Lun, 05/05/2014 - 00:43

Avevo previsto che "gli utili idioti" avrebbero commentato negativamente la lettera del segretario del SAP, ma un commento a Mariolino 50 lo faccio. Mariolino 50 (immagino che sia la sua data di nascita) che cavolate scrive? E suo padre che fandonie le ha raccontato ? I "blindati" degli anni '50 del secolo scorso erano vecchie jeep ereditate dagli americani e qualche "Campagnola" della Fiat, non solo, ma i fucili al posto del manganello da parte dei carabinieri? Fandonie anche queste. Vede, caro Mariolino 50 ( perchè carissimi "commentatori" non vi firmate con nome e cognome?)io le manganellate da quello che a quei tempi si chiamava sfollagente me le sono prese in testa, sulle spalle, qualche calcione...quel periodo l'ho vissuto non lo racconto per sentito dire o in malafede. Forse suo padre (lei in che anno è nato? Mantenga pure l'anonimato, ma non racconti fandonie. A quei tempi le manifestazioni dei lavoratori non erano violente tout court e soprattutto non spaccavano vetrine nè incendiavano automobili (forse perchè ne circolavano poche ?)Non erano nemmeno senza fondamento, ma le teste calde erano una minoranza non la maggioranza odierna. Produca foto delle autoblindate che schiacciavano i manifestanti contro i muri,oppure di vetrine rotte e altro ancor, ma chi è in malafede,a forza di raccontare bugie finisce con il credere a se stesso.E' vero, la violenza c'era anche allora. A Reggio Emilia ci furono addirittura, se ricordo bene, 7 morti, ma i comunisti di allora avevano ancora addosso miseria e la mentalità del tempo di guerra,finita da poco.

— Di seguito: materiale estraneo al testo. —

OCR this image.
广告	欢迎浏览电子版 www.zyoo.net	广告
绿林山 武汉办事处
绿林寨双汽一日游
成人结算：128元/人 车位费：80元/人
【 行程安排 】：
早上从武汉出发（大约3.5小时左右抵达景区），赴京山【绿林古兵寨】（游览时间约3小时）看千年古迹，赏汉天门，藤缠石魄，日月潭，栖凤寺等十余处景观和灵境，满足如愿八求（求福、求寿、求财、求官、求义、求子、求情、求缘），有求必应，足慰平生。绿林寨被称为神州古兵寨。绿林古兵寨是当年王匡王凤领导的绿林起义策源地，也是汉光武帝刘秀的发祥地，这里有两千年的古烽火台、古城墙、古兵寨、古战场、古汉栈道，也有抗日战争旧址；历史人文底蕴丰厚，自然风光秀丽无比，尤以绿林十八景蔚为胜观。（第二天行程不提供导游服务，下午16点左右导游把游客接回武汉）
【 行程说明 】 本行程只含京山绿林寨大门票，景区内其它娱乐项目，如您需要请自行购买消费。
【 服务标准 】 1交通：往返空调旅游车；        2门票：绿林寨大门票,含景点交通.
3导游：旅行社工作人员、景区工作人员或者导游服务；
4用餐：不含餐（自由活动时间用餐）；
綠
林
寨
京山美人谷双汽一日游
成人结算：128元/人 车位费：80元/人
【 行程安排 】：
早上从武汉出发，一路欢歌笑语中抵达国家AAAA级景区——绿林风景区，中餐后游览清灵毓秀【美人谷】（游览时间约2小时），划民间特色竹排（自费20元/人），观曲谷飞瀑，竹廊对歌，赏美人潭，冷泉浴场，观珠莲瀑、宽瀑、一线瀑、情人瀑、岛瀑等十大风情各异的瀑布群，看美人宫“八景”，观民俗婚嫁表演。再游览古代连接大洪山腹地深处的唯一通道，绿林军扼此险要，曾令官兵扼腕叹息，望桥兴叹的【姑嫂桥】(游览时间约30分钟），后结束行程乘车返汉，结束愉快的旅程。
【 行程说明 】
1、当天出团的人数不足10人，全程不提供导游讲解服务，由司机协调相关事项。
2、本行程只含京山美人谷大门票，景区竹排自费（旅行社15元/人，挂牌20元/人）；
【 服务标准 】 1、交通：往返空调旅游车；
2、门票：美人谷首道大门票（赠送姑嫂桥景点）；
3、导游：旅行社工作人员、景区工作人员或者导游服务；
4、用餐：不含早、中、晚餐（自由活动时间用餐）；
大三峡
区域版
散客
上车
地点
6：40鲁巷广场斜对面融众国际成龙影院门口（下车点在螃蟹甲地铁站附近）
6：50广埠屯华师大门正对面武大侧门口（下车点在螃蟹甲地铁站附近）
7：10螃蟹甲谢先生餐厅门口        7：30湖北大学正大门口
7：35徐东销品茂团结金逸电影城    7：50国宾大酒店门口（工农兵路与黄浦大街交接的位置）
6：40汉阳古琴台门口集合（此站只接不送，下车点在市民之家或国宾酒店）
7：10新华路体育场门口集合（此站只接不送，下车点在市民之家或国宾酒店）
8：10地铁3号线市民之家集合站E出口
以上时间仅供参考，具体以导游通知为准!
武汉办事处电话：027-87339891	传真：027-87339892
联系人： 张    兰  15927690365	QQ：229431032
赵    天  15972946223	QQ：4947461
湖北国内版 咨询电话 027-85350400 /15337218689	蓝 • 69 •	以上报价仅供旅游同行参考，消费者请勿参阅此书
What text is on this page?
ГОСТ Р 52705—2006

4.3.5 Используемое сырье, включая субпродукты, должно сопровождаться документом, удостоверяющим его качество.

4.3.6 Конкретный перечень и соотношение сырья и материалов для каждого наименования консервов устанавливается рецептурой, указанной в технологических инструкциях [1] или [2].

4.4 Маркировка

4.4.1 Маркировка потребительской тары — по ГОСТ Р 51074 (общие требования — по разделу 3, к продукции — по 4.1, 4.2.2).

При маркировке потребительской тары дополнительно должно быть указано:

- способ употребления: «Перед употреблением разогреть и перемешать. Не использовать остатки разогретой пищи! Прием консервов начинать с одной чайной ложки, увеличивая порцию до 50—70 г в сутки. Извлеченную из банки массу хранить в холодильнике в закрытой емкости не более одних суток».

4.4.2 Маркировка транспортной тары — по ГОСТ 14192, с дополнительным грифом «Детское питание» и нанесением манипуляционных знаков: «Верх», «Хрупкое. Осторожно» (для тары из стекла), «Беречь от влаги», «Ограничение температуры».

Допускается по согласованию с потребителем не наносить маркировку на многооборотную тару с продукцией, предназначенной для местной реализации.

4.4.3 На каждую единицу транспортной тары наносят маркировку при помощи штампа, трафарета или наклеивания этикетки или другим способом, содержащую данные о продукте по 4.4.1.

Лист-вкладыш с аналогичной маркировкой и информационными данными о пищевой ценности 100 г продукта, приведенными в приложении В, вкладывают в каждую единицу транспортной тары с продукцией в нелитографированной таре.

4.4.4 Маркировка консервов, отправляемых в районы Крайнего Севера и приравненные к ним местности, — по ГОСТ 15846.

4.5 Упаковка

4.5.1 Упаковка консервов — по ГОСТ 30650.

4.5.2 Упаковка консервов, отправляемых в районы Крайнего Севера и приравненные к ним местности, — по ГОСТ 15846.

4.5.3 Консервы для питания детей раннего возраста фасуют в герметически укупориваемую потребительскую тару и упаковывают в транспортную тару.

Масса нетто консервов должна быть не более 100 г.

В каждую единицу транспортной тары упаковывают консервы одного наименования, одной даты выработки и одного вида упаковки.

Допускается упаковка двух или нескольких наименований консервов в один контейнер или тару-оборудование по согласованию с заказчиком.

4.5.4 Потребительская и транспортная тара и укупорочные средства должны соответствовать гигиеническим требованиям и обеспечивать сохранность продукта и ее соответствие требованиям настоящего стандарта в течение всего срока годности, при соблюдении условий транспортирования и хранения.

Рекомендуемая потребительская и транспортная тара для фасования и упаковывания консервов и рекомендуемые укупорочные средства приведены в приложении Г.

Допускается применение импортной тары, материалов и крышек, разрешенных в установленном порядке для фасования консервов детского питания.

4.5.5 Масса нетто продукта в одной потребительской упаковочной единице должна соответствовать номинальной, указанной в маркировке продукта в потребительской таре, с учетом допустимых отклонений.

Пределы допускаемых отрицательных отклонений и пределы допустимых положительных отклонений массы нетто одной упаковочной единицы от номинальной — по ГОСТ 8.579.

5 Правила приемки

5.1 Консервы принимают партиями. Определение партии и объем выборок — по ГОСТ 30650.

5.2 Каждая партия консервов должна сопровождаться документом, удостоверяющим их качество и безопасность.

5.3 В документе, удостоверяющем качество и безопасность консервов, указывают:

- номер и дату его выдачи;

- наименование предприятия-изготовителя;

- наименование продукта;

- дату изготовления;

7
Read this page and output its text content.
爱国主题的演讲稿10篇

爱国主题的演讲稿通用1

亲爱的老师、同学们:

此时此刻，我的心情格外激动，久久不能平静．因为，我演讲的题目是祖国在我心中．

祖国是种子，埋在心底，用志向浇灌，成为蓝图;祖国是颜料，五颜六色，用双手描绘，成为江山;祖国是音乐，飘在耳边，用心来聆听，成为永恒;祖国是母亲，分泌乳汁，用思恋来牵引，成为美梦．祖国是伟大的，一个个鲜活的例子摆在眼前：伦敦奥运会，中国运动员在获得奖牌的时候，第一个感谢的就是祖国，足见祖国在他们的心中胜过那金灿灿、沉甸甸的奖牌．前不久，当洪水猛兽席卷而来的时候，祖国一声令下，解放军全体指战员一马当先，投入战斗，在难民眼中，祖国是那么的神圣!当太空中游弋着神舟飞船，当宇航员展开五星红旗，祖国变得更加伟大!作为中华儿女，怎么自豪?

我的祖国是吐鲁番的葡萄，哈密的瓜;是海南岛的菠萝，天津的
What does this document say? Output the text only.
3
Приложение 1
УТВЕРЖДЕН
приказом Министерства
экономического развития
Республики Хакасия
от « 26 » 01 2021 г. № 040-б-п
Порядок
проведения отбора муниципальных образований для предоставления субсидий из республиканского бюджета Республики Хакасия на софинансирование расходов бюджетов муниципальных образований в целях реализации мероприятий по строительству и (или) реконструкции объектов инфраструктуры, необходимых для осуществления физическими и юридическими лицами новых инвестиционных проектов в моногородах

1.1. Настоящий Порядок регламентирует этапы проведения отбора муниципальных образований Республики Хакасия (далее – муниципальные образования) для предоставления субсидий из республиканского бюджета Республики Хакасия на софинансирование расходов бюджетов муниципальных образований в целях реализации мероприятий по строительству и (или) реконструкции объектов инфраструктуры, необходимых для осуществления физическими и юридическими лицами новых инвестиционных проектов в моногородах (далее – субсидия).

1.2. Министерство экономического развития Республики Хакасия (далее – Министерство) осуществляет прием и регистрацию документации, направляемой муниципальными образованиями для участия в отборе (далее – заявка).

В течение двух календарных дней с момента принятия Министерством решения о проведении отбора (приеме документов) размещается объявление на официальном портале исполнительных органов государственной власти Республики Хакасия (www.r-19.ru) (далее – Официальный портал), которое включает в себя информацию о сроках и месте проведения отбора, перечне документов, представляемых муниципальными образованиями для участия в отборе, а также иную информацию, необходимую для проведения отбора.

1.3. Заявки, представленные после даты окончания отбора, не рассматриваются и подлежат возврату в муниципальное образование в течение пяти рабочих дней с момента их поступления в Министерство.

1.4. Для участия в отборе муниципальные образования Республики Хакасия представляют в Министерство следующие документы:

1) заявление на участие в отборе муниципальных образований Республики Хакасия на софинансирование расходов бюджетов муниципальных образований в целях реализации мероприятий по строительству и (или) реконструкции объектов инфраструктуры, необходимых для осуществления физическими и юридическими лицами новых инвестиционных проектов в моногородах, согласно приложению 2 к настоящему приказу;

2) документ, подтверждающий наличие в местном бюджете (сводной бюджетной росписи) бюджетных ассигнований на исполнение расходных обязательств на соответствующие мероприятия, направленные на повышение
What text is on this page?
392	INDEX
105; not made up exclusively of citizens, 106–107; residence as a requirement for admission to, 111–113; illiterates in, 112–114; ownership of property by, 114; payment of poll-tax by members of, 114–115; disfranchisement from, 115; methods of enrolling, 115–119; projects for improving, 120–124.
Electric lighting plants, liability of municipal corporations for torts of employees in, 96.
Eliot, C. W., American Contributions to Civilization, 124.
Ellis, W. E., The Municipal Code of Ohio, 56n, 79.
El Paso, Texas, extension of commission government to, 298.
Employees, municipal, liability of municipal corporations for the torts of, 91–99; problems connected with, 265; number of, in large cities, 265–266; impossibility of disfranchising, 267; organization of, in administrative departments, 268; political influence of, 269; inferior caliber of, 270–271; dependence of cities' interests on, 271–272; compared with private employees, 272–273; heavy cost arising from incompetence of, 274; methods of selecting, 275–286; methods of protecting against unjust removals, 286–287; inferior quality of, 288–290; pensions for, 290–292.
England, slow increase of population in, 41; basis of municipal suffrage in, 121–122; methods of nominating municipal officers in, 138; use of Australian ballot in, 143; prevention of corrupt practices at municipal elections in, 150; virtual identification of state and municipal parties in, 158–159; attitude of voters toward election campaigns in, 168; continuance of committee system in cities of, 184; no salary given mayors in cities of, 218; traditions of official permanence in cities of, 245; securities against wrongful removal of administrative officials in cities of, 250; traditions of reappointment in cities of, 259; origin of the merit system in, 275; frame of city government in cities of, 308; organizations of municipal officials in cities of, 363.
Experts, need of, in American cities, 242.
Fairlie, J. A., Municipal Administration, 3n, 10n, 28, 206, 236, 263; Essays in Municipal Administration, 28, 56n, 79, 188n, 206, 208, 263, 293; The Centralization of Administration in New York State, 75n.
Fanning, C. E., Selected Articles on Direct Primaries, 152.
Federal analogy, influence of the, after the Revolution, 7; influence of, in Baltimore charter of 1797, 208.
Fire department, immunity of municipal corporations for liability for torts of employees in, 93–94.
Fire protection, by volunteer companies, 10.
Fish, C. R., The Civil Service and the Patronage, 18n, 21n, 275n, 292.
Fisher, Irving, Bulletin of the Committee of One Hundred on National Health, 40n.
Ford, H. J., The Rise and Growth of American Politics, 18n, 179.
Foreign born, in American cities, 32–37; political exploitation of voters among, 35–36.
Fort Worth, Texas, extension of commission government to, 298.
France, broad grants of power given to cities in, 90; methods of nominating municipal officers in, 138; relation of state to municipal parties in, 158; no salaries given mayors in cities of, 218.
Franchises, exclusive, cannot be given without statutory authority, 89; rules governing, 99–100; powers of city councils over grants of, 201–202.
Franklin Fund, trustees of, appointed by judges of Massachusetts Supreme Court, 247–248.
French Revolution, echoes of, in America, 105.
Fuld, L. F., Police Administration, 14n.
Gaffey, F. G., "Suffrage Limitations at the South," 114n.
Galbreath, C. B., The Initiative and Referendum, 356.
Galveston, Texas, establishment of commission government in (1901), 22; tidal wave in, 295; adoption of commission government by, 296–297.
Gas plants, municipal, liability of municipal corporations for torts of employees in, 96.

Di Vittorio, leader indiscusso dei lavoratori,di tutti i lavoratori, anche se con la tessera del P.C.I., non è mai stato un rivluzionario solo per fare il casino di chi lei difende e nemmeno istigava all'odio i lavoratori.Non difendo i poliziotti applauditi, ma lostress cui sono sottoposti a volte fa perderela freddezza necessaria anche a loro : sono uomini come noi,non robot.